Divide both sides by 144.

x^{2}+\left(-\frac{128}{144}\right)x=\frac{192}{144}

Dividing by 144 undoes the multiplication by 144.

x^{2}-\frac{8}{9}x=\frac{192}{144}

Reduce the fraction \frac{-128}{144} to lowest terms by extracting and canceling out 16.

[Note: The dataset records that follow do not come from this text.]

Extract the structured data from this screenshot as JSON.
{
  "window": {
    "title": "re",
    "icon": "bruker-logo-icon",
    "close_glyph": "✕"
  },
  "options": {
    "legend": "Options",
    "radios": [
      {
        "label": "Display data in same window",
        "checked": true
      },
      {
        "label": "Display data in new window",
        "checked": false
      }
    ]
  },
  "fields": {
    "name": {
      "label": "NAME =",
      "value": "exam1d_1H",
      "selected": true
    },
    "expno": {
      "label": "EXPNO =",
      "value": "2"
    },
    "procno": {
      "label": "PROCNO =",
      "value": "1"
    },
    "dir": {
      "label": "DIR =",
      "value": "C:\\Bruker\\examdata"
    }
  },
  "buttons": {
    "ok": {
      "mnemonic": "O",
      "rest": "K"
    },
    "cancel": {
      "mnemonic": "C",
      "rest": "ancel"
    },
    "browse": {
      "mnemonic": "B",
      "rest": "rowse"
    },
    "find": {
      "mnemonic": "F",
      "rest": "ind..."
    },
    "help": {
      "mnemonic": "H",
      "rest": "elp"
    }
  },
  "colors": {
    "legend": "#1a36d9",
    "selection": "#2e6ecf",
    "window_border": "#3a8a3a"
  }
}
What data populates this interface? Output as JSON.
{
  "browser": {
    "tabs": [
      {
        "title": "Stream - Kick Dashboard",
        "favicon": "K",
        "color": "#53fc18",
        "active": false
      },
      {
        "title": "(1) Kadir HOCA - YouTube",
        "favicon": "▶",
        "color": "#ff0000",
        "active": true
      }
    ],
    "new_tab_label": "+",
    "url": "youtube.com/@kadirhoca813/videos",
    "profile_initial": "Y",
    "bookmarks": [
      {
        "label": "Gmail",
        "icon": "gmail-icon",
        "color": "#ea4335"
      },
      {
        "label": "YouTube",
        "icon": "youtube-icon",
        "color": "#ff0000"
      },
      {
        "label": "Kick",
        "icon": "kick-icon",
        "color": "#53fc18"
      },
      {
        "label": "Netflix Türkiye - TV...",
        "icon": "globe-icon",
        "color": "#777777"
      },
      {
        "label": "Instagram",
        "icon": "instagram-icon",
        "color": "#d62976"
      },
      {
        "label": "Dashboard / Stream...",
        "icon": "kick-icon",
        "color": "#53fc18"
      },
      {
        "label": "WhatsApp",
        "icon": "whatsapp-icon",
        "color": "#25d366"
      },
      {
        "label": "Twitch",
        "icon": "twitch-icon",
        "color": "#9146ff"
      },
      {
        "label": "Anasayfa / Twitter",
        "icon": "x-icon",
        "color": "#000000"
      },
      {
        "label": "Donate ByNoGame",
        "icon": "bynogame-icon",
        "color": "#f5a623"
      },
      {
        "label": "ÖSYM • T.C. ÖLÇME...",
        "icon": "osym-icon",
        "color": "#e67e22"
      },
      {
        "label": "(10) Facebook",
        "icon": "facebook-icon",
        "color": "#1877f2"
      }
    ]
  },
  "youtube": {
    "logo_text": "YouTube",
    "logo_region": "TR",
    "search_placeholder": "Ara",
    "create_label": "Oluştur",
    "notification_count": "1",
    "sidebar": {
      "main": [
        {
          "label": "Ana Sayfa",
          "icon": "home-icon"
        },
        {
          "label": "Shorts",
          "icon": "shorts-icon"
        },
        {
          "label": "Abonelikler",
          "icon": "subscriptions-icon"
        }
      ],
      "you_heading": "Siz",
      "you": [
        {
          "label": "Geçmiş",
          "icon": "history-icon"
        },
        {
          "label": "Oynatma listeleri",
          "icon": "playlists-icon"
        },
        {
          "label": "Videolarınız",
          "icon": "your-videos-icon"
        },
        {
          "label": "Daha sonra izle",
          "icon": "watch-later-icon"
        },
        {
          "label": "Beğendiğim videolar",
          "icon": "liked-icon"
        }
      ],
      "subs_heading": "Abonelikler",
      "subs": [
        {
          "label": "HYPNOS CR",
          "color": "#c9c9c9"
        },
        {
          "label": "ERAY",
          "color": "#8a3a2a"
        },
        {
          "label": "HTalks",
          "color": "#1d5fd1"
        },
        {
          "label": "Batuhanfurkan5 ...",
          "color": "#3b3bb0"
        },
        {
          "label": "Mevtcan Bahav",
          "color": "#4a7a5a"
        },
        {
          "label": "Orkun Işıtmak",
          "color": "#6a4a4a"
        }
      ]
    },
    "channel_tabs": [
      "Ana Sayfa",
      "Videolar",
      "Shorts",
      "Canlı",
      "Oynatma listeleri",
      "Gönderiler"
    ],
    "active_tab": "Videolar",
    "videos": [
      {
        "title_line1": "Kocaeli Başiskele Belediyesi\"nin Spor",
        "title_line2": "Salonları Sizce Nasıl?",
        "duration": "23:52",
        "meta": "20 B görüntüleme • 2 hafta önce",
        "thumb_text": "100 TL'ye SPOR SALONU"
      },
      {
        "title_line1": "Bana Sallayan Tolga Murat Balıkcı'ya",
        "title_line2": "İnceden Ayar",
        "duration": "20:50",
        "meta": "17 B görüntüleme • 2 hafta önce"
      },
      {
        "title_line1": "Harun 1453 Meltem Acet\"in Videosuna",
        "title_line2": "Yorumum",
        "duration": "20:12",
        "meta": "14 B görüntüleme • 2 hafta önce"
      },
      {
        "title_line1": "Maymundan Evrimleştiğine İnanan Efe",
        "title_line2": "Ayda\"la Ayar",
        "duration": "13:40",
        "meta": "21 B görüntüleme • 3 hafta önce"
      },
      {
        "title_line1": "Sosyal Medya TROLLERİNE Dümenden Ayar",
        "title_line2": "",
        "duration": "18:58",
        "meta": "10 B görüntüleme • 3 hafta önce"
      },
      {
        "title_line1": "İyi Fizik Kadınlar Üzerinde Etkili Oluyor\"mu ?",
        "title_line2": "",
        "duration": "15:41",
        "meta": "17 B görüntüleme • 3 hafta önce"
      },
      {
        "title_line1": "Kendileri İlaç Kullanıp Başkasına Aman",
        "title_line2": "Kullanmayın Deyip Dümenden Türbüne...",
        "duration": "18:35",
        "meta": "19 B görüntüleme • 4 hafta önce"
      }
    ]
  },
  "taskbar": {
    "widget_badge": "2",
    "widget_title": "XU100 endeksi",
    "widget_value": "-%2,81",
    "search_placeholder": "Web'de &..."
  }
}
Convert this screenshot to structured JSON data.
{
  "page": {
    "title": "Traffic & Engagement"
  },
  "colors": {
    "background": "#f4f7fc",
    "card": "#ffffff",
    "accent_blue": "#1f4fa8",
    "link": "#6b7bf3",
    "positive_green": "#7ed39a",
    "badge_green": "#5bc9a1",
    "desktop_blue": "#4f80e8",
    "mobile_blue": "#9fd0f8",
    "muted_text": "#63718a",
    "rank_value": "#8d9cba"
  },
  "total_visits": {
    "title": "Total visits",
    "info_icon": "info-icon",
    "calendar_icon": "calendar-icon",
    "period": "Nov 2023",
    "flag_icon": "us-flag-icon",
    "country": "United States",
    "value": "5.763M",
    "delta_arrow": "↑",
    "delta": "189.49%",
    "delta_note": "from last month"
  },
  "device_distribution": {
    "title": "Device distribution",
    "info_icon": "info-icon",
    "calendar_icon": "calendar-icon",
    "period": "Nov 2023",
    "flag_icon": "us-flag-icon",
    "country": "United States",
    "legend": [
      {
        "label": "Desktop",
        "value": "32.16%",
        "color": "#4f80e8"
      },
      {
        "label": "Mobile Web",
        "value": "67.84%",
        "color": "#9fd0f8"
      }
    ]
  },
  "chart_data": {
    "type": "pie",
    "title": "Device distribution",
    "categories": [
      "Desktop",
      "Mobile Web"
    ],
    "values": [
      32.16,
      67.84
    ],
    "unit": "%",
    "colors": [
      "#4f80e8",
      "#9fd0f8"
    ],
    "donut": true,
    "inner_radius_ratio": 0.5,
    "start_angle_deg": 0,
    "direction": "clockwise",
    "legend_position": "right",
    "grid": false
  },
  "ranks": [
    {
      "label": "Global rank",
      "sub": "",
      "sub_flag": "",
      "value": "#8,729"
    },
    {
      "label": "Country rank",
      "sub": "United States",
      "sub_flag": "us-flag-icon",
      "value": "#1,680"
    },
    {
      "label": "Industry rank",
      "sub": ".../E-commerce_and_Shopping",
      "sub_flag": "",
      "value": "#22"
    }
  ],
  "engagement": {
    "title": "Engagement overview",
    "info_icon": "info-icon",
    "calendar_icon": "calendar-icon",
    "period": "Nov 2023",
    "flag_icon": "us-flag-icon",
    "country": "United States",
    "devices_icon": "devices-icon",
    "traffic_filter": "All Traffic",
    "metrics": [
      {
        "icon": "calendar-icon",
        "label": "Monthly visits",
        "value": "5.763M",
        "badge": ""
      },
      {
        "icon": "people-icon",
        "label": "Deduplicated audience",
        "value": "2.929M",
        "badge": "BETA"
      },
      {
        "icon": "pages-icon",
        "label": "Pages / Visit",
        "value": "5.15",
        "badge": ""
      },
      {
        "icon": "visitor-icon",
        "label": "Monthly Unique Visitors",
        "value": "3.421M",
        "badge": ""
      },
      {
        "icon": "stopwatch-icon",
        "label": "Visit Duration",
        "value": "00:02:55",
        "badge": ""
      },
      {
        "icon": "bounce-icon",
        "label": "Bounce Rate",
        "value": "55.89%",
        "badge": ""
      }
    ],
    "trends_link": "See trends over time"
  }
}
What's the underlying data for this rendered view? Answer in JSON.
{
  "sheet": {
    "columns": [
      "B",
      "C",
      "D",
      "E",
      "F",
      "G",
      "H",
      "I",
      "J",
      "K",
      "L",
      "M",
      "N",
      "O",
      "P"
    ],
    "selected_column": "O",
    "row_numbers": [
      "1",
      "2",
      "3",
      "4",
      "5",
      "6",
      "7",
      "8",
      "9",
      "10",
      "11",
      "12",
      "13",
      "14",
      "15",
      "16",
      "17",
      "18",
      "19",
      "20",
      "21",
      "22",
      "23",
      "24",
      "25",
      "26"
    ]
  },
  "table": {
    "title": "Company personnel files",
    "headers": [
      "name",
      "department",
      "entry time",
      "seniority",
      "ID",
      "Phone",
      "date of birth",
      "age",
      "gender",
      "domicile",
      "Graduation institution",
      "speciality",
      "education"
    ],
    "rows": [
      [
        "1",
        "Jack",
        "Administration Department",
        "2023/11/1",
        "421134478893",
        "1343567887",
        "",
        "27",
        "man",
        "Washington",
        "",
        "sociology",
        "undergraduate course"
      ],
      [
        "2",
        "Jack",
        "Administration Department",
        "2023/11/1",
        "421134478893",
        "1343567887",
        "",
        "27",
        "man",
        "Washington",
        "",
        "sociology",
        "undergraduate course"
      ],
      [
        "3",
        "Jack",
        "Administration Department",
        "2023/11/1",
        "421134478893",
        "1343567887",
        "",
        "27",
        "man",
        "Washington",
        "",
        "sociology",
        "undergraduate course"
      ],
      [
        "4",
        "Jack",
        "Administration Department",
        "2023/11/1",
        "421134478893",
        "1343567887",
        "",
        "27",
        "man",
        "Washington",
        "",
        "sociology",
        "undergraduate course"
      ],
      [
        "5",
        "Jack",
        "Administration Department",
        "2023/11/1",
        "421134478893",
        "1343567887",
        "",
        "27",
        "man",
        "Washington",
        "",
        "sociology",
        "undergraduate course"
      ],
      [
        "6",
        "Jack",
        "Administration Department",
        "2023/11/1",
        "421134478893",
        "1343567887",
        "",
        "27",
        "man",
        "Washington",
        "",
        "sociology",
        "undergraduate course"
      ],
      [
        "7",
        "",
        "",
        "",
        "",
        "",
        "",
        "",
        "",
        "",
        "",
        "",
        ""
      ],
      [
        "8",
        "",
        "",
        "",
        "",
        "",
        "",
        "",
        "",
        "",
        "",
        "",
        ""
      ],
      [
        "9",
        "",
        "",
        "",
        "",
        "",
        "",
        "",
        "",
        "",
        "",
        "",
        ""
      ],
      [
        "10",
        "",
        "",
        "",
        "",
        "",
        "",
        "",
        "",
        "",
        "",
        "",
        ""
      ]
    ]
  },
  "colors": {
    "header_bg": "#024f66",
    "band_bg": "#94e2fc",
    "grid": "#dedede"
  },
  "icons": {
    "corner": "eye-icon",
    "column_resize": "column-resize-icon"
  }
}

x^{2}-\frac{8}{9}x=\frac{4}{3}

Reduce the fraction \frac{192}{144} to lowest terms by extracting and canceling out 48.

x^{2}-\frac{8}{9}x+\left(-\frac{4}{9}\right)^{2}=\frac{4}{3}+\left(-\frac{4}{9}\right)^{2}

Divide -\frac{8}{9}, the coefficient of the x term, by 2 to get -\frac{4}{9}. Then add the square of -\frac{4}{9} to both sides of the equation. This step makes the left hand side of the equation a perfect square.

x^{2}-\frac{8}{9}x+\frac{16}{81}=\frac{4}{3}+\frac{16}{81}

Square -\frac{4}{9} by squaring both the numerator and the denominator of the fraction.

x^{2}-\frac{8}{9}x+\frac{16}{81}=\frac{124}{81}

Add \frac{4}{3} to \frac{16}{81} by finding a common denominator and adding the numerators. Then reduce the fraction to lowest terms if possible.

\left(x-\frac{4}{9}\right)^{2}=\frac{124}{81}

Factor x^{2}-\frac{8}{9}x+\frac{16}{81}. In general, when x^{2}+bx+c is a perfect square, it can always be factored as \left(x+\frac{b}{2}\right)^{2}.

\sqrt{\left(x-\frac{4}{9}\right)^{2}}=\sqrt{\frac{124}{81}}

Take the square root of both sides of the equation.

x-\frac{4}{9}=\frac{2\sqrt{31}}{9} x-\frac{4}{9}=-\frac{2\sqrt{31}}{9}

Simplify.

x=\frac{2\sqrt{31}+4}{9} x=\frac{4-2\sqrt{31}}{9}

Add \frac{4}{9} to both sides of the equation.